Hugo Bargas

Personal information
- Full name: Hugo Christophe Bargas
- Date of birth: 22 October 1986 (age 38)
- Place of birth: Le Puy-en-Velay, France
- Height: 1.82 m (6 ft 0 in)
- Position(s): Forward

Youth career
- All Boys

Senior career*
- Years: Team / Apps / (Gls)
- 2007–2008: All Boys / 20 / (4)
- 2008–2011: De Graafschap / 69 / (22)
- 2009: → Zwolle (loan) / 18 / (4)
- 2011–2012: All Boys / 4 / (0)
- 2012: Gimnàstic / 5 / (0)
- 2012–2013: Blooming / 35 / (15)
- 2013: Oriente Petrolero / 15 / (0)
- 2014: Cremonese / 2 / (0)
- 2014: Deportivo Cuenca / 24 / (3)
- 2015–2017: Blooming / 28 / (16)
- 2017–2018: Neftchi Baku / 26 / (5)
- 2018: Blooming / 26 / (8)
- 2019: Deportivo Madryn / 16 / (6)
- 2019: Al-Yarmouk / 0 / (0)
- 2019: Central Norte / 7 / (0)
- 2020: CD FAS / 6 / (1)
- 2021: UAI Urquiza / 18 / (1)

= Hugo Bargas =

French professional footballer (born 1986)

Hugo Christophe Bargas (born 22 October 1986) is a French professional footballer who plays as a forward and was recently signed by Club Deportivo FAS in Primera División de Fútbol de El Salvador.

==Club career==
Born in Le Puy-en-Velay to a French mother and an Argentine father, Bargas moved to Argentina at early age, and graduated from All Boys' youth setup. He made his senior debut on 29 September 2007, scoring the last of a 5–0 home routing over CA San Telmo in the Primera B Metropolitana.

Bargas appeared 20 times and scored four goals during the 2007–08 campaign, as his side were promoted to the Primera B Nacional. On 1 September 2008 he moved abroad, joining Eredivisie side De Graafschap.

Bargas played his first match as a professional on 14 September, coming on as a second-half substitute in a 1–0 home win against Vitesse Arnhem. After appearing only three times in the season, all from the bench, he was loaned to FC Zwolle in January 2009, until June.

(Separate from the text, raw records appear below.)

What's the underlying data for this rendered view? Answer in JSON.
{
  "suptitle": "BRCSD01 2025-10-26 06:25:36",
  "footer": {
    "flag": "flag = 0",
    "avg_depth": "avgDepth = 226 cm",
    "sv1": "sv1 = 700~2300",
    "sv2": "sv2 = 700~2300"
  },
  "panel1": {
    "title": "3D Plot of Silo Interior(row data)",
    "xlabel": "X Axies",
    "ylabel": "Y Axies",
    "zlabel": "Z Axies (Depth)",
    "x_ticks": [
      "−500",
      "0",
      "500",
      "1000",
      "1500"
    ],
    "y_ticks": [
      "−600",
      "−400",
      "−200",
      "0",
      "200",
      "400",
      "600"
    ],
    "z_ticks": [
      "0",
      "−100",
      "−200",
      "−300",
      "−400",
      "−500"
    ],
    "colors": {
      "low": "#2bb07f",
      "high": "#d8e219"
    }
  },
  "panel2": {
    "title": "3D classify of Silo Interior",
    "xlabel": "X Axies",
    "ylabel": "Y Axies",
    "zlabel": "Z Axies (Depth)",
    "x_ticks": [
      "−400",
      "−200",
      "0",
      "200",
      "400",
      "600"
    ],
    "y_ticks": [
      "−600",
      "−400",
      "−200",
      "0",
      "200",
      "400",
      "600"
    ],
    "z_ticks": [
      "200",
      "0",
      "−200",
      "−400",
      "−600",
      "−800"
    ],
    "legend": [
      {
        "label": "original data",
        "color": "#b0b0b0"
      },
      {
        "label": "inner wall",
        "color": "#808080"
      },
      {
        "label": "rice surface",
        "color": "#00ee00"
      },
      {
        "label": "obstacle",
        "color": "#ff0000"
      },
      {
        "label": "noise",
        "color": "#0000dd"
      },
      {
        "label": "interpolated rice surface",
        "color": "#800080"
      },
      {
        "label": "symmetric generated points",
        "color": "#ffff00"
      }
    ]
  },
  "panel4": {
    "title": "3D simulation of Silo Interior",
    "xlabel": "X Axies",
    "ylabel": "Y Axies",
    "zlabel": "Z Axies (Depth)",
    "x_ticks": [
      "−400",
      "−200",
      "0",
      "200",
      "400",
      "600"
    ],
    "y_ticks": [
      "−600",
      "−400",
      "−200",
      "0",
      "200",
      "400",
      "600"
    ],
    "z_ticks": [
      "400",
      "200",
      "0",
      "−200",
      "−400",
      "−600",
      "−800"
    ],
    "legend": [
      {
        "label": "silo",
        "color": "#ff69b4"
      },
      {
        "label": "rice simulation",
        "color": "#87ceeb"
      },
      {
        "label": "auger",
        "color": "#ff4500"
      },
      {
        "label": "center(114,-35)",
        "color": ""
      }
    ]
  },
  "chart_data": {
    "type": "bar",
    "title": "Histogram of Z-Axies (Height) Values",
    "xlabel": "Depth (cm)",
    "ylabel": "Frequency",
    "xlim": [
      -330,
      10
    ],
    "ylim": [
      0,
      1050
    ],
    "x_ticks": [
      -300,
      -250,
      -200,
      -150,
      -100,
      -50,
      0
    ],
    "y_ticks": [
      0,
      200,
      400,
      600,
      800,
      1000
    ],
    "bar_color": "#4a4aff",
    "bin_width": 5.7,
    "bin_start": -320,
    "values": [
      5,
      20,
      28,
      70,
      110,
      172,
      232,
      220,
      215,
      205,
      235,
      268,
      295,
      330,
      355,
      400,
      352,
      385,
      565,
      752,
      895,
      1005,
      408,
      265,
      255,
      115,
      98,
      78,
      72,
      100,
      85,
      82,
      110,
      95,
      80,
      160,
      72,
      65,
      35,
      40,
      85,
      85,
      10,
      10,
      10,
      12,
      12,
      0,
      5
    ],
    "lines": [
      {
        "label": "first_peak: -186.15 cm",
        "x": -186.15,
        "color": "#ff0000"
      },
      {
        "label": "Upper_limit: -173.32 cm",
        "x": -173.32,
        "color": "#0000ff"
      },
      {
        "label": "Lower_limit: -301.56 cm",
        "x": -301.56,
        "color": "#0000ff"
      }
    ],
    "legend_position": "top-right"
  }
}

Bargas subsequently returned to De Graafschap, being an undisputed starter as his side was crowned champions of 2009–10 Eerste Divisie, scoring 16 goals in the process. In July 2011 he returned to All Boys, with the club now in the Primera División.

On 22 January 2012, after appearing in only four matches, Bargas signed a six-month contract with Spanish Segunda División club Gimnàstic de Tarragona. He made his debut seven days later, replacing Fernando Morán in the 52nd minute of a 1–2 home loss against UD Almería.

On 20 April, Bargas rescinded with the Catalans, placed in the relegation zones. In June 2012 he signed a one-year deal with Bolivian side Club Blooming.

On 9 July of the following year, after being Blooming's top scorer in the campaign, Bargas joined fierce rivals Oriente Petrolero. After starting rarely he rescinded his link in January 2014, and switched teams and countries again, signing for Italian Lega Pro Prima Divisione side U.S. Cremonese.

On 19 June 2014 Bargas moved to Ecuador, joining Deportivo Cuenca. On 8 January 2015 Bargas signed a one-year contract with Blooming for his second spell with the club. On 12 August 2015 Blooming won its first Copa Cine Center thanks to two goals netted by Bargas in 4-0 victory over Wilstermann in the final game.

On 28 January 2017, Bargas signed for Neftchi Baku of the Azerbaijan Premier League. In October 2017, Bargas extended his contract with Neftchi Baku for another six-months, until the end of the 2017–18 season, however this was terminated by mutual consent on 9 January 2018.

Borges announced on 31 July 2019 that he had joined Kuwaiti club Al-Yarmouk SC. However, he announced a few weeks later that he would leave the club again due to a contractual issue. He ended up returning to Argentina and joined Central Norte on 27 August 2019.

==Honours==
All Boys
- Primera B Metropolitana: 2007-08
De Graafschap
- Eerste Divisie: 2009-10
Blooming
- Copa Cine Center: 2015

==Personal life==
He is the son of Argentina international footballer Ángel Bargas, who participated in the 1974 FIFA World Cup.